论文标题
弥合语言模型和跨语性序列标签之间的差距
Bridging the Gap between Language Models and Cross-Lingual Sequence Labeling
论文作者
论文摘要
大规模的跨语言预训练的语言模型(XPLM)通过将知识从高资源语言转移到低资源语言,显示了跨语言序列标记任务(XSL)的有效性,例如跨语言机器阅读理解(XMRC)。尽管取得了巨大的成功,但我们提出了一个经验观察,即在培训和微调阶段之间存在训练目标差距:在本文中,我们首先设计了针对XSL量身定制的跨语性语言信息跨度掩盖(CLISM)量身定制的预训练任务,以自我监督的方式消除客观差距。其次,我们提出了对比矛盾的正则化(CACR),它利用对比度学习来鼓励通过在预训练期间通过无监督的跨语言实例训练信号来鼓励输入平行序列的表示之间的一致性。通过这些方式,我们的方法不仅弥合了预处理前的差距,而且还可以增强PLM,以更好地捕获不同语言之间的一致性。广泛的实验证明,我们的方法在培训前数据有限的多个XSL基准上取得了明显的效果。我们的方法还可以通过几个射击数据设置在很大的边距中超过先前的最新方法,其中只有几百个培训示例可用。

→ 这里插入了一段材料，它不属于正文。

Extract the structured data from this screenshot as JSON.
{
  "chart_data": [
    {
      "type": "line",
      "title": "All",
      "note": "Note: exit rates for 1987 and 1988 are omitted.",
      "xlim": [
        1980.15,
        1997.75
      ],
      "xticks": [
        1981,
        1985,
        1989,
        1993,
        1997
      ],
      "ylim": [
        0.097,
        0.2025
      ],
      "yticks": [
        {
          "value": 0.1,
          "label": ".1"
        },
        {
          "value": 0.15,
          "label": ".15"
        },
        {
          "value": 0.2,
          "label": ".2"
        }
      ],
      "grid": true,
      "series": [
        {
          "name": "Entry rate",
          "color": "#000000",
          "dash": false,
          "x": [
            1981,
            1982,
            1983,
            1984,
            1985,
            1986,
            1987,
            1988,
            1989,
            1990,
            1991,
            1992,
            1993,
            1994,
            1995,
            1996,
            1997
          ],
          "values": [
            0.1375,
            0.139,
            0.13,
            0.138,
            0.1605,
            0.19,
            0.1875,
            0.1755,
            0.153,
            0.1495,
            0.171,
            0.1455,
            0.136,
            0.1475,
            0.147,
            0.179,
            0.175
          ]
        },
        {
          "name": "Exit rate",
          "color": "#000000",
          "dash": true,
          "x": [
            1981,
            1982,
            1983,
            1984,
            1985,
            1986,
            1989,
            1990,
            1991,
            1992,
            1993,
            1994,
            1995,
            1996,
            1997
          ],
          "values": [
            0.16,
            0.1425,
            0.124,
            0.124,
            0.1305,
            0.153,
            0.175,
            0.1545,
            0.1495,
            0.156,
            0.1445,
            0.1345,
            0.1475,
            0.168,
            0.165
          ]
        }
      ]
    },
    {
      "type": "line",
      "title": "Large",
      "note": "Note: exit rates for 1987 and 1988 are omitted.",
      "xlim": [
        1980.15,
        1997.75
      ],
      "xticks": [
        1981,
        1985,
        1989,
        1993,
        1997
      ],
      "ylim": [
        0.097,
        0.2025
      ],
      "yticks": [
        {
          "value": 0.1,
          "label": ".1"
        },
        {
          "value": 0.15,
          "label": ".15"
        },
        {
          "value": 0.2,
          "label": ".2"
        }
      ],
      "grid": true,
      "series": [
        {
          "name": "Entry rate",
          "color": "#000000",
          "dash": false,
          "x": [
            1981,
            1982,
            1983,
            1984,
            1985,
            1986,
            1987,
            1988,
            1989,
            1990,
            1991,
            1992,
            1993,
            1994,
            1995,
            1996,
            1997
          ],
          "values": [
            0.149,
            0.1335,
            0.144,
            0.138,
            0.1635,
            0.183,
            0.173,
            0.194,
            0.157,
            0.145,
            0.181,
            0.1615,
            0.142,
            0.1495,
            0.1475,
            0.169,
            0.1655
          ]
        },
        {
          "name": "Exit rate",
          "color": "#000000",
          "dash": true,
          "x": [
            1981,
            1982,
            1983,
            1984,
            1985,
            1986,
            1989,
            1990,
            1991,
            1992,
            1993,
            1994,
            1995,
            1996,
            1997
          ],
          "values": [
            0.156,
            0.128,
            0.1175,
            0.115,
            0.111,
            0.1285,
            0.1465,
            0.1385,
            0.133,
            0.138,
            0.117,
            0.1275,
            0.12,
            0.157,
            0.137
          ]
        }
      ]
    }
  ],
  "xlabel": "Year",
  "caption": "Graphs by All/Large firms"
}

Large-scale cross-lingual pre-trained language models (xPLMs) have shown effectiveness in cross-lingual sequence labeling tasks (xSL), such as cross-lingual machine reading comprehension (xMRC) by transferring knowledge from a high-resource language to low-resource languages. Despite the great success, we draw an empirical observation that there is a training objective gap between pre-training and fine-tuning stages: e.g., mask language modeling objective requires local understanding of the masked token and the span-extraction objective requires global understanding and reasoning of the input passage/paragraph and question, leading to the discrepancy between pre-training and xMRC. In this paper, we first design a pre-training task tailored for xSL named Cross-lingual Language Informative Span Masking (CLISM) to eliminate the objective gap in a self-supervised manner. Second, we present ContrAstive-Consistency Regularization (CACR), which utilizes contrastive learning to encourage the consistency between representations of input parallel sequences via unsupervised cross-lingual instance-wise training signals during pre-training. By these means, our methods not only bridge the gap between pretrain-finetune, but also enhance PLMs to better capture the alignment between different languages. Extensive experiments prove that our method achieves clearly superior results on multiple xSL benchmarks with limited pre-training data. Our methods also surpass the previous state-of-the-art methods by a large margin in few-shot data settings, where only a few hundred training examples are available.